Step 6: Why 1080p/1440p output to a 4K TV is often smarter
This is the part the spec sheet won't tell you. The Steam Machine is honestly a 1080p-high / 1440p-with-FSR machine, not a native-4K one. Pushing native 4K on a GPU in this class with an 8 GB VRAM ceiling means low frame rates and stutter in modern titles.
- Output 1440p and let the TV upscale. Modern 4K TVs have strong upscalers; 1440p → 4K looks far better than a juddery native 4K. You also free up VRAM headroom.
- Use FSR / in-game upscaling rather than brute-forcing native pixels. Render at 1440p (or lower) and upscale — you keep 120 Hz and VRR in play.
- For fast shooters, favor frame rate over resolution. 1080p/1440p at a locked, VRR-smoothed 90–120 fps beats a stuttering 4K every time on a TV this size.
- Estimated rule of thumb: dropping from native 4K to 1440p often roughly doubles your frame rate on this hardware. Treat that as an estimate, not a measured guarantee — it varies by engine. See our methodology.
Step 7: Sort out audio (eARC)
If you run sound through a soundbar or AV receiver, use eARC so you're not stuck with stereo.
- Connect the Steam Machine to a TV HDMI 2.1 input, then run the TV's eARC port to your soundbar/receiver. The TV passes full audio (including Dolby Atmos / DTS) back down eARC.

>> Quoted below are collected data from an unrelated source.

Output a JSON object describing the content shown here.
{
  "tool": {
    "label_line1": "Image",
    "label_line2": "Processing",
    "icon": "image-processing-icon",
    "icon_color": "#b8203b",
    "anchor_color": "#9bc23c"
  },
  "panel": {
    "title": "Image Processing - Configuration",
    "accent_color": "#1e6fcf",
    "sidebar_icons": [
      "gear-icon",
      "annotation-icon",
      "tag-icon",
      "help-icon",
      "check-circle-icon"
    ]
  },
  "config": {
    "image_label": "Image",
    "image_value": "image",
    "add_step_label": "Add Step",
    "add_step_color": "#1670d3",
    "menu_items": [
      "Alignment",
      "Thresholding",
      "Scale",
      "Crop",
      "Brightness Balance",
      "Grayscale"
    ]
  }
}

- In the TV menu, enable eARC (sometimes under "Digital Audio Out" or "HDMI eARC"). Set audio out to Auto / Passthrough / Bitstream for surround formats.
- In SteamOS → Settings → Audio, pick the HDMI output and confirm the channel layout. If you only get stereo, the TV's audio-out is likely set to PCM instead of bitstream.
Frequently asked
Almost always one of two things: you're plugged into an HDMI 2.0 port instead of a true HDMI 2.1 port, or the TV's per-input Enhanced / UHD Color / 4K mode is off. Move to a 4K120-labeled port, enable Enhanced mode for that input, use a 48 Gbps Ultra High Speed cable, then reboot so SteamOS re-detects 120 Hz.
For most games, 1440p (often with FSR) and let the TV upscale to 4K. This is a 1080p-high / 1440p-class machine with an 8 GB VRAM ceiling, so native 4K usually means low, stuttery frame rates. Outputting 1440p keeps you in 120 Hz + VRR territory and looks better in motion. See best Steam Machine games for per-title targets.
Yes — use the cable in the box or any Ultra High Speed HDMI (48 Gbps) cable. Older "High Speed" cables physically can't carry 4K 120 Hz, and they fail quietly: you'll just never see the 120 Hz or VRR options, or you'll get a flickering, dropping picture. The cable is the cheapest thing to rule out first.
Run the Steam Machine into an HDMI 2.1 input, connect the TV's eARC port to your soundbar or receiver, and set the TV's digital audio out to Bitstream / Passthrough (not PCM). Then in SteamOS → Settings → Audio, select the HDMI output. PCM mode is the usual reason you're stuck in stereo.